Barclays alza i target price sulle banche italiane, MPS attesa in testa ai trend del secondo trimestre
La stagione delle trimestrali bancarie in Italia si apre in un contesto di valutazioni in rialzo e di nuove ipotesi di consolidamento nel settore. Barclays indica Banca Monte dei Paschi di Siena come l'istituto con i segnali operativi più forti nel secondo trimestre 2026, pur avvertendo che l'incertezza sulle future operazioni di M&A può continuare a influenzare i titoli.
In evidenza
- Barclays prevede per il secondo trimestre una crescita del NII del settore bancario italiano di circa il 3% su base trimestrale, con margini resilienti.
- MPS dovrebbe registrare la migliore progressione operativa tra le banche italiane, mentre Banco BPM guiderà l'aumento medio del CET1 di 13 punti base.
- Le stime EPS di Barclays per BPER superano il consenso Bloomberg del 4% per il 2027 e del 2% per il 2028, con focus su crescita organica e consolidamento.
Risultati attesi e impatto sul settore bancario
Secondo Borsa Italiana, per il secondo trimestre, Barclays prevede che MPS mostri la migliore progressione trimestrale tra margine di interesse netto, commissioni e andamento operativo complessivo, seguita da BPER e Credem. Nel complesso, la banca d'affari stima per il settore un NII in crescita di circa il 3% su base trimestrale, con margini resilienti e un contributo limitato dei volumi.Le commissioni sono viste in calo dell'1% rispetto al trimestre precedente per fattori stagionali dopo un primo trimestre forte, ma in aumento del 6% su base annua.

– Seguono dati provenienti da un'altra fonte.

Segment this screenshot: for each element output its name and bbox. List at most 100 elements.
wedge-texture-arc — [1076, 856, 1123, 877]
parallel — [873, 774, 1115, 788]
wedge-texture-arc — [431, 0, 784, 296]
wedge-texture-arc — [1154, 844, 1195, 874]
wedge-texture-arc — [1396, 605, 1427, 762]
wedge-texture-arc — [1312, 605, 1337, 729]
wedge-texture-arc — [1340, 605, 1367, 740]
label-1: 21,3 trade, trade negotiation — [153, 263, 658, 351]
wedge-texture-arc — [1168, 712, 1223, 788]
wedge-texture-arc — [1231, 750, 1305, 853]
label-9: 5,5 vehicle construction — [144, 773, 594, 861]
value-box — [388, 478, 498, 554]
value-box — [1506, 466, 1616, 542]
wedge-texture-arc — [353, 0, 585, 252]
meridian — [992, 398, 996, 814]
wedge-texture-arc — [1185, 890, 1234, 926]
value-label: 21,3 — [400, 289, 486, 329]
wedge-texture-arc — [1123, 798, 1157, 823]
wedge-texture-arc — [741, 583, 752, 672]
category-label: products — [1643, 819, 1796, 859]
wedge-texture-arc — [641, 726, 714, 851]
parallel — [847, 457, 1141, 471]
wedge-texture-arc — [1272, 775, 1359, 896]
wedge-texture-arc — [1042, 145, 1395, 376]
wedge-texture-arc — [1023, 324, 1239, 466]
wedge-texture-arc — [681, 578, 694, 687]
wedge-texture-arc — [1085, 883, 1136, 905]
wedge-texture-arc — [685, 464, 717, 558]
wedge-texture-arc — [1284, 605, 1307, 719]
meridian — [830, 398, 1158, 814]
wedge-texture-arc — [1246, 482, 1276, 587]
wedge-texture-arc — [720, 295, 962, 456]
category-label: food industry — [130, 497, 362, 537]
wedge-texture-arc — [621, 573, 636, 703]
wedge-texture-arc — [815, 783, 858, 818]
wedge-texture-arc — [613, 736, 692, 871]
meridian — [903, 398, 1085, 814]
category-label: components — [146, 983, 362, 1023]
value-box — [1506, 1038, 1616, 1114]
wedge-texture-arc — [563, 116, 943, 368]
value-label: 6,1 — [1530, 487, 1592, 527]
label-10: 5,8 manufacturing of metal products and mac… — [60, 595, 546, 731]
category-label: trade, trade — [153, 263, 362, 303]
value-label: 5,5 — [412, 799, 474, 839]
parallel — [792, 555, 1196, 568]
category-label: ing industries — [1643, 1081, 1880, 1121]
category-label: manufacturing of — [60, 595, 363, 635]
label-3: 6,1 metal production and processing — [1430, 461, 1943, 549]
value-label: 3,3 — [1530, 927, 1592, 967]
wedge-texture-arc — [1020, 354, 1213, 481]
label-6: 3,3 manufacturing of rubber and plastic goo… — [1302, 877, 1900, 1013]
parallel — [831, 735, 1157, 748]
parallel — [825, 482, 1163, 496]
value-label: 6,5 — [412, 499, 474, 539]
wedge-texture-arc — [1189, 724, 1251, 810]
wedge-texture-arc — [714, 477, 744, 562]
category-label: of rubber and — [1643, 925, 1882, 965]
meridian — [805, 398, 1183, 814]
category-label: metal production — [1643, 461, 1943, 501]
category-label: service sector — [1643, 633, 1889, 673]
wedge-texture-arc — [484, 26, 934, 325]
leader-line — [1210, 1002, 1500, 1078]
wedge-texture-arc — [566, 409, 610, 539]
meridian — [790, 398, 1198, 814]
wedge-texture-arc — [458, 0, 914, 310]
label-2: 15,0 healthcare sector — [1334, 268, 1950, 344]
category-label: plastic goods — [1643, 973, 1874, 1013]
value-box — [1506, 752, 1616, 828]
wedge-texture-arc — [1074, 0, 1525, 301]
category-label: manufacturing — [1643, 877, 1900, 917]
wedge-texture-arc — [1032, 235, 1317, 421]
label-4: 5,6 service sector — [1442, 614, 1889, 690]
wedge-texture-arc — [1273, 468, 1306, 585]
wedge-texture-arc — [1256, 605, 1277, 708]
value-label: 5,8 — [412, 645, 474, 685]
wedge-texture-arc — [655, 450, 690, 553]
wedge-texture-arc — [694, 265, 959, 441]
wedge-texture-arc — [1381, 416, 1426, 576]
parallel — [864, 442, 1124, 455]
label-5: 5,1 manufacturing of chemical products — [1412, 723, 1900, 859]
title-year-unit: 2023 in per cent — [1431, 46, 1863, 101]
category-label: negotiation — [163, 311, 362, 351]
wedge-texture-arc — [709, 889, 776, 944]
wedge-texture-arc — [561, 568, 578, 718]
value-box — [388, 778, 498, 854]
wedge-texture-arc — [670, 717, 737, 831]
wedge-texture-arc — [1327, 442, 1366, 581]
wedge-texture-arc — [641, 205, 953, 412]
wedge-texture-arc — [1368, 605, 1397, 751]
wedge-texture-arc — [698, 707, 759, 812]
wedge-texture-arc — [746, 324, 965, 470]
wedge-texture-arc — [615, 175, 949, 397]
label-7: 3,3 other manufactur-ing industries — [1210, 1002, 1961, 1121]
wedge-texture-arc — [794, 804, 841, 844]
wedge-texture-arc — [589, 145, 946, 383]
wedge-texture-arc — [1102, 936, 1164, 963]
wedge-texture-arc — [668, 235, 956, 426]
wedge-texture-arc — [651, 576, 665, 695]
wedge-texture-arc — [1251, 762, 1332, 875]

L'attività di trading resta attesa su livelli solidi, pur in flessione sequenziale dopo l'andamento particolarmente positivo dei primi tre mesi dell'anno, mentre i costi dovrebbero rimanere sotto controllo. Sul capitale, Barclays stima un aumento medio di 13 punti base del coefficiente CET1 su base trimestrale, con Banco BPM indicata come la banca con il trend migliore.
BPER presenta il 6 agosto il nuovo piano industriale che incorpora il perimetro di BP Sondrio. Barclays afferma di non attendersi per ora una valutazione formale di una possibile acquisizione di una parte di MPS, ipotesi che potrebbe essere aggiunta in una fase successiva, e segnala che le proprie stime sull'EPS sono superiori del 4% rispetto al consenso Bloomberg per il 2027 e del 2% per il 2028.

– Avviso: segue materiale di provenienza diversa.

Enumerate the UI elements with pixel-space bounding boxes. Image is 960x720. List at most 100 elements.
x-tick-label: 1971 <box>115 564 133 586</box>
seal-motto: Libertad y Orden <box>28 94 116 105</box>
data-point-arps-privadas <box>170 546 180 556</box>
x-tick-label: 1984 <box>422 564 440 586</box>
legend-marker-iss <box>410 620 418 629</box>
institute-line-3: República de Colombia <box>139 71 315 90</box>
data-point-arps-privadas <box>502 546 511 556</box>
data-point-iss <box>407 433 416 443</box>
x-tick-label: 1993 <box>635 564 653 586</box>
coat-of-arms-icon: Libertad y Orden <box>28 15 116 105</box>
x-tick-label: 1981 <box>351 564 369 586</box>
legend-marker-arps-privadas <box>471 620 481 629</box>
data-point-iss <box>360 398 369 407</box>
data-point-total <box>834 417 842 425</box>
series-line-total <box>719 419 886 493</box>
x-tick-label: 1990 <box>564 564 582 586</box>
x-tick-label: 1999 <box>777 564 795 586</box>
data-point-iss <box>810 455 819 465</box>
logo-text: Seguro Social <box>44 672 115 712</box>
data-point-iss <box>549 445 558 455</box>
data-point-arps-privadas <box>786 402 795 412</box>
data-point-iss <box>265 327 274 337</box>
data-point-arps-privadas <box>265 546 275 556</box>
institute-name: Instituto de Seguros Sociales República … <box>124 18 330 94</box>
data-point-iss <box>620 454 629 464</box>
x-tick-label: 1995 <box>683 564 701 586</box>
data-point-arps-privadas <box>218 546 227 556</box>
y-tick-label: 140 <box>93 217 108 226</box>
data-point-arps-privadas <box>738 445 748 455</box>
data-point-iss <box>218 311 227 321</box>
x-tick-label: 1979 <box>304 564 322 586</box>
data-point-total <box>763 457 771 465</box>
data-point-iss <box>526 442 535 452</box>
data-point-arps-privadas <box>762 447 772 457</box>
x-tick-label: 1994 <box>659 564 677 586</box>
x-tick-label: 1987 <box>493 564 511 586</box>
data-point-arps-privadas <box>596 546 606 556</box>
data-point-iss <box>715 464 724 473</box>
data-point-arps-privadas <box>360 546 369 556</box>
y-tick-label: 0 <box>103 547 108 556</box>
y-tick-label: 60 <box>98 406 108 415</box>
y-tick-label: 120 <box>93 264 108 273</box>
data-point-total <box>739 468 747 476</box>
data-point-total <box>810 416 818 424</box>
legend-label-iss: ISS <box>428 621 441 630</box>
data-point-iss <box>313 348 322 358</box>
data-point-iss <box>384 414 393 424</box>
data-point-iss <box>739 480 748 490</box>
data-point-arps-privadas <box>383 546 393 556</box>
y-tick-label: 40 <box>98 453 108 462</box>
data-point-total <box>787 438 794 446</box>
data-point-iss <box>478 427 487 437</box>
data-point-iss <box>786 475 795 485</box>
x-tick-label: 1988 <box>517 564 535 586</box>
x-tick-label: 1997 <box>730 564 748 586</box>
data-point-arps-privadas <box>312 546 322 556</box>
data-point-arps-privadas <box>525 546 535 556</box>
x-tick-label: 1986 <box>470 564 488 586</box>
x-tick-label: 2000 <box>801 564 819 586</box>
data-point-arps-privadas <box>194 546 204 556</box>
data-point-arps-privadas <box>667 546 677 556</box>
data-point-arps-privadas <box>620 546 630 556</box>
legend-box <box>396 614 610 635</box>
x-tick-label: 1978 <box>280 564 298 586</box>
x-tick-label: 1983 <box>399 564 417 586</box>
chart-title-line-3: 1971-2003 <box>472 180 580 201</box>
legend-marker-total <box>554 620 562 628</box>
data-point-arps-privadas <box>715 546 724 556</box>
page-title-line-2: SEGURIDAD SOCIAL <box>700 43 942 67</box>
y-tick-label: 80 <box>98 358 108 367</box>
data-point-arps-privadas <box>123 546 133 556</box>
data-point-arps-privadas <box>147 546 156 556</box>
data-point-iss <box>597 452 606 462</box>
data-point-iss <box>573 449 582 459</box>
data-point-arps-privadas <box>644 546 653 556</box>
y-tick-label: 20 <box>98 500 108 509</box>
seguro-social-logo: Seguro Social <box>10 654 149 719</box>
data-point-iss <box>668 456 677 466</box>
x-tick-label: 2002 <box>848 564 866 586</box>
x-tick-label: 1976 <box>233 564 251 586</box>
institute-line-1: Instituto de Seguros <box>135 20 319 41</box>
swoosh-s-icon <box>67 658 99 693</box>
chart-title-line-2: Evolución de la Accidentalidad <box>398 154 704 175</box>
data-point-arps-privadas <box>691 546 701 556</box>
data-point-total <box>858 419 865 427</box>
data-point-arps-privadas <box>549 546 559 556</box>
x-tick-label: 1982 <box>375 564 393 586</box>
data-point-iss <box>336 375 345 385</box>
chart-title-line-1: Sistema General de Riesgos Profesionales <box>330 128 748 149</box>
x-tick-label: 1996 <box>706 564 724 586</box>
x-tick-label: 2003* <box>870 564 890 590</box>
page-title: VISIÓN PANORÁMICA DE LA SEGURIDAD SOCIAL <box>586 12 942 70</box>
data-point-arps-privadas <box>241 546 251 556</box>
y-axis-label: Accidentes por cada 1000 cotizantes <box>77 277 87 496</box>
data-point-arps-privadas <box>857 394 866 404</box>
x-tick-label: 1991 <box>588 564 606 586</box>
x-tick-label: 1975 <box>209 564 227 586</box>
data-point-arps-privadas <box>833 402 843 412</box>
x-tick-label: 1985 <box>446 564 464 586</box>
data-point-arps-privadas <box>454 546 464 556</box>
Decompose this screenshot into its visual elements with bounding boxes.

Nel giudizio della banca d'affari, il piano di BPER dovrebbe comunque mantenere un'impostazione prudente, in linea con l'approccio abituale del management e con le incertezze sul corrispettivo di un'eventuale operazione su MPS e sulle sinergie da integrare nei calcoli di accrescimento dell'utile. Questo quadro conferma che, oltre ai conti trimestrali, il settore bancario italiano resta guidato dalle aspettative sulla struttura futura del mercato e sulla capacità delle banche di sostenere crescita organica e consolidamento.

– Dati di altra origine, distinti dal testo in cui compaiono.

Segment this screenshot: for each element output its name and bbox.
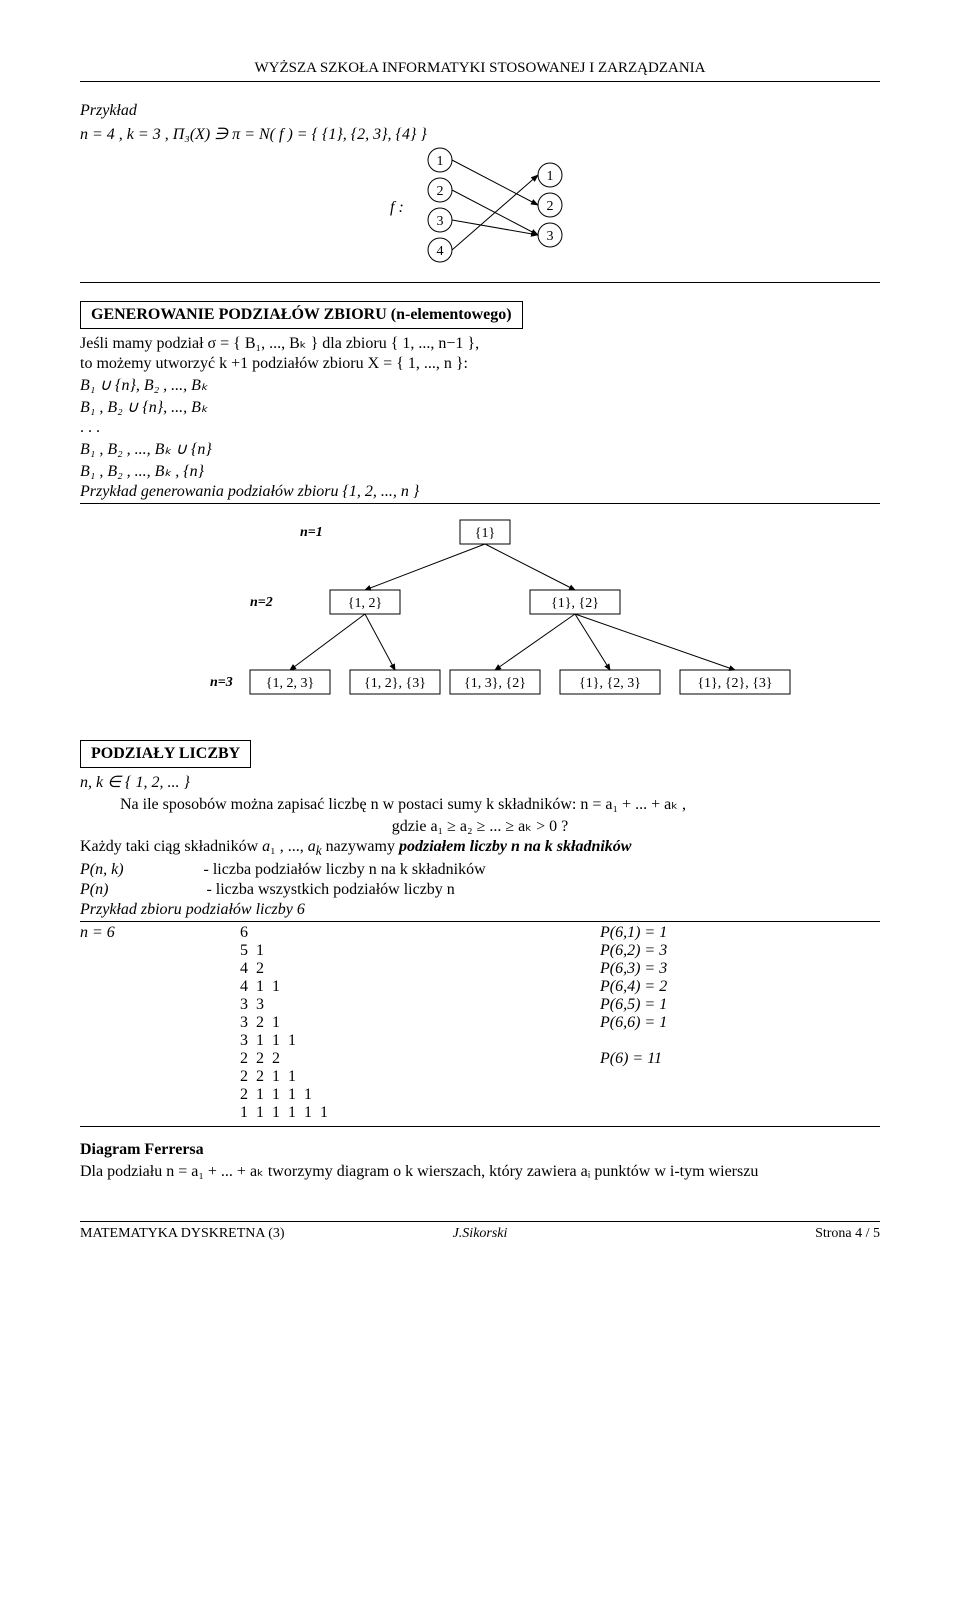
partition-count [600,1104,800,1122]
svg-text:{1}: {1} [475,526,495,541]
svg-text:1: 1 [547,169,554,184]
svg-text:3: 3 [437,214,444,229]
partition-row: 2 2 1 1 [240,1068,600,1086]
ferrers-title: Diagram Ferrersa [80,1141,880,1159]
svg-text:n=2: n=2 [250,595,273,610]
partition-count [600,1032,800,1050]
section-podzialy-title: PODZIAŁY LICZBY [80,740,251,768]
example1-line: n = 4 , k = 3 , Π₃(X) ∋ π = N( f ) = { {… [80,124,500,144]
footer-right: Strona 4 / 5 [613,1226,880,1242]
partition-count: P(6,5) = 1 [600,996,800,1014]
podz-l5: P(n, k)- liczba podziałów liczby n na k … [80,861,880,879]
podz-l1: n, k ∈ { 1, 2, ... } [80,772,880,792]
partition-table: n = 6 65 14 24 1 13 33 2 13 1 1 12 2 22 … [80,924,880,1122]
svg-text:{1, 2}, {3}: {1, 2}, {3} [364,676,426,691]
footer-mid: J.Sikorski [347,1226,614,1242]
example1-title: Przykład [80,102,880,120]
svg-text:{1}, {2, 3}: {1}, {2, 3} [579,676,641,691]
partition-row: 3 2 1 [240,1014,600,1032]
page-header: WYŻSZA SZKOŁA INFORMATYKI STOSOWANEJ I Z… [80,60,880,82]
svg-text:3: 3 [547,229,554,244]
partition-row: 5 1 [240,942,600,960]
partition-row: 1 1 1 1 1 1 [240,1104,600,1122]
partition-count: P(6,2) = 3 [600,942,800,960]
function-mapping-diagram: f : 1 2 3 4 1 2 3 [360,142,600,272]
podz-l4: Każdy taki ciąg składników a₁ , ..., ak … [80,838,880,859]
gen-r4: B₁ , B₂ , ..., Bₖ ∪ {n} [80,439,880,459]
partition-count: P(6,1) = 1 [600,924,800,942]
partition-count [600,1068,800,1086]
gen-example-title: Przykład generowania podziałów zbioru {1… [80,483,880,504]
section-generowanie-title: GENEROWANIE PODZIAŁÓW ZBIORU (n-elemento… [80,301,523,329]
svg-text:n=3: n=3 [210,675,233,690]
partition-count: P(6) = 11 [600,1050,800,1068]
gen-l2: to możemy utworzyć k +1 podziałów zbioru… [80,355,880,373]
partition-row: 4 2 [240,960,600,978]
podz-example-title: Przykład zbioru podziałów liczby 6 [80,901,880,922]
gen-r3: . . . [80,419,880,437]
svg-text:4: 4 [437,244,444,259]
ferrers-line: Dla podziału n = a₁ + ... + aₖ tworzymy … [80,1161,880,1181]
gen-l1: Jeśli mamy podział σ = { B₁, ..., Bₖ } d… [80,333,880,353]
partition-row: 2 2 2 [240,1050,600,1068]
partition-count: P(6,4) = 2 [600,978,800,996]
partition-count: P(6,3) = 3 [600,960,800,978]
partition-tree-diagram: n=1 {1} n=2 {1, 2} {1}, {2} n=3 {1, 2, 3} {1, 2… [80,510,860,720]
svg-text:1: 1 [437,154,444,169]
svg-text:f :: f : [390,199,404,216]
partition-count: P(6,6) = 1 [600,1014,800,1032]
svg-text:2: 2 [437,184,444,199]
svg-text:{1}, {2}: {1}, {2} [551,596,599,611]
svg-text:{1, 2, 3}: {1, 2, 3} [266,676,314,691]
svg-text:{1, 2}: {1, 2} [348,596,382,611]
podz-l6: P(n)- liczba wszystkich podziałów liczby… [80,881,880,899]
podz-l3: gdzie a₁ ≥ a₂ ≥ ... ≥ aₖ > 0 ? [80,816,880,836]
footer-left: MATEMATYKA DYSKRETNA (3) [80,1226,347,1242]
partition-row: 3 3 [240,996,600,1014]
partition-row: 6 [240,924,600,942]
gen-r1: B₁ ∪ {n}, B₂ , ..., Bₖ [80,375,880,395]
svg-text:2: 2 [547,199,554,214]
partition-row: 4 1 1 [240,978,600,996]
svg-text:{1, 3}, {2}: {1, 3}, {2} [464,676,526,691]
svg-text:n=1: n=1 [300,525,323,540]
gen-r2: B₁ , B₂ ∪ {n}, ..., Bₖ [80,397,880,417]
page-footer: MATEMATYKA DYSKRETNA (3) J.Sikorski Stro… [80,1221,880,1242]
partition-count [600,1086,800,1104]
svg-text:{1}, {2}, {3}: {1}, {2}, {3} [697,676,772,691]
gen-r5: B₁ , B₂ , ..., Bₖ , {n} [80,461,880,481]
podz-l2: Na ile sposobów można zapisać liczbę n w… [120,794,880,814]
partition-row: 3 1 1 1 [240,1032,600,1050]
partition-row: 2 1 1 1 1 [240,1086,600,1104]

Nel nostro precedente approfondimento sul calo del rapporto NPL di UniCredit sotto il 4% abbiamo evidenziato il miglioramento della qualità degli attivi e della gestione del rischio, pur a fronte di una pressione ribassista di breve periodo sul titolo. L’articolo sottolineava come una migliore qualità del credito possa ridurre il premio di rischio e sostenere il sentiment degli investitori, anche se i segnali tecnici richiedevano cautela nel breve termine.